Theaterpremiere in Bochum: Ohne Worte keine Liebe

Armin Rohde glänzt als Cyrano de Bergerac in Katharina Thalbachs Bochumer Inszenierung.

Bochum. Das Stück ist ein Schmachtfetzen. Und eine Retroshow dazu. Mit Edmond Rostands „Cyrano de Bergerac“ kann das Theater zeigen, was es sich sonst nicht gestattet: ausgedehnte Fechtszenen und pathetische Liebesschwüre. Diese diktiert der langnasige dichtende Titelheld dem hirnlosen Beau Neuvillette, damit der bei der schönen Roxane Eindruck machen kann.

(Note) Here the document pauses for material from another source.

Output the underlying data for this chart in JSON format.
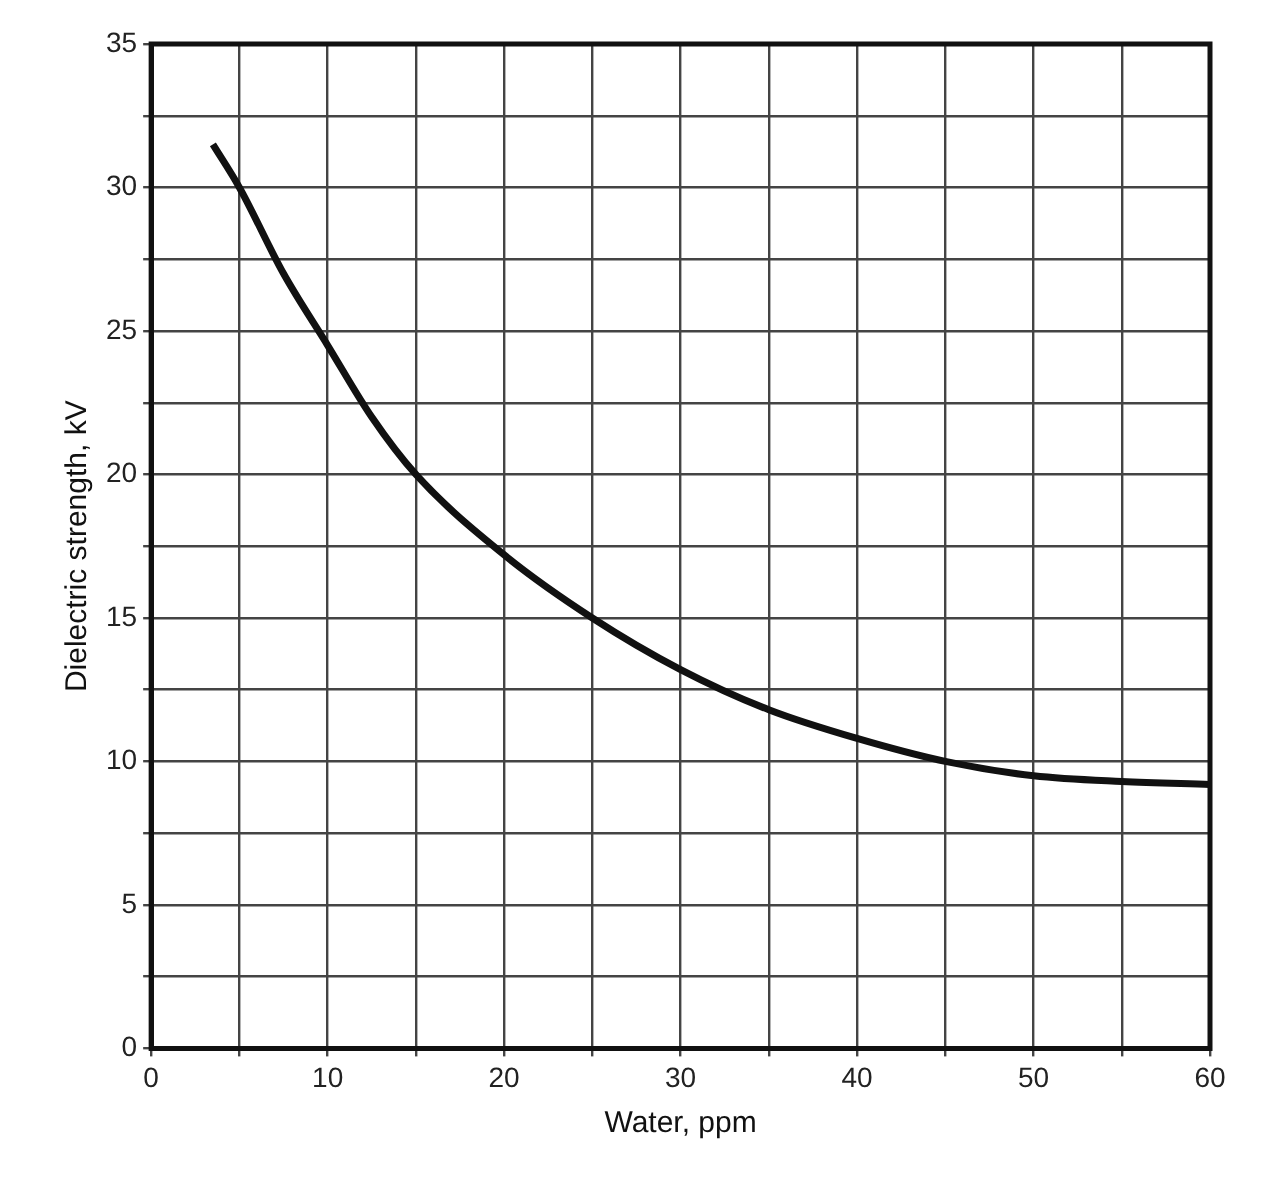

Natürlich ist Cyrano selbst der große Lover, doch er traut sich wegen seines Aussehens nicht — und so ist am Ende alles eitel Entsagung. Natürlich ist die Rolle des Cyrano auch ein Vehikel für einen Star, und der heißt in Bochum Armin Rohde.

Präsentiert er sich zunächst imagegerecht als polterndes Raubein, so malt er den Schmerz über diese soufflierte Liebe wunderbar feinfühlig aus. Berührend, wie er in der Balkonszene dem radebrechenden Neuvillette (Nicola Mastroberardino) die verbalen Liebkosungen zuliefert, dann verkleidet selbst Roxane (Nadja Robiné) anschmachtet und schließlich zusehen muss, wie sie mit dem Gecken ins Bett geht. Wort oder Frau — man weiß nicht, was dieser Cyrano mehr liebt.

Krinolinenröcke, Kniehosen und Stulpenstiefel (Ausstattung: Ezio Toffolutti) sorgen für viel barockes Flair. Und auch sonst lässt es Katharina Thalbachs Inszenierung am Schauspielhaus weder an Sentiment noch Action fehlen.

Die Scherenschnittküche des Meisterkochs Ragueneau (Roland Riebeling) ist ein schöner Einfall wie auch die mehrstufige Siegertreppe mit Punchingbällen für Cyranos Truppe.

Selbstverständlich darf Stings „Roxanne“-Hit nicht fehlen, den Cyrano wild hinbrüllt, um dann mit abgespreizten Fingern Neuvillette als liebestollen HipHoper zu ironisieren. Es wird viel chargiert an diesem Abend, gelegentlich bis zur Groteske . Die Einfälle jagen sich, ein Koch-Rap hier, giggelnde Nonnen dort.

Neuvillette verliert sein Leben in einem Krieg. Erst 14 Jahre später gesteht der sterbende Cyrano seine Liebe endlich der Nonne Roxane. Liebe mag nur ein Wort sein, doch ohne Worte wäre sie nichts. Die leisen Töne fehlen der Inszenierung zwar, dafür bietet sie an Schauwerten alles, was man erwarten darf.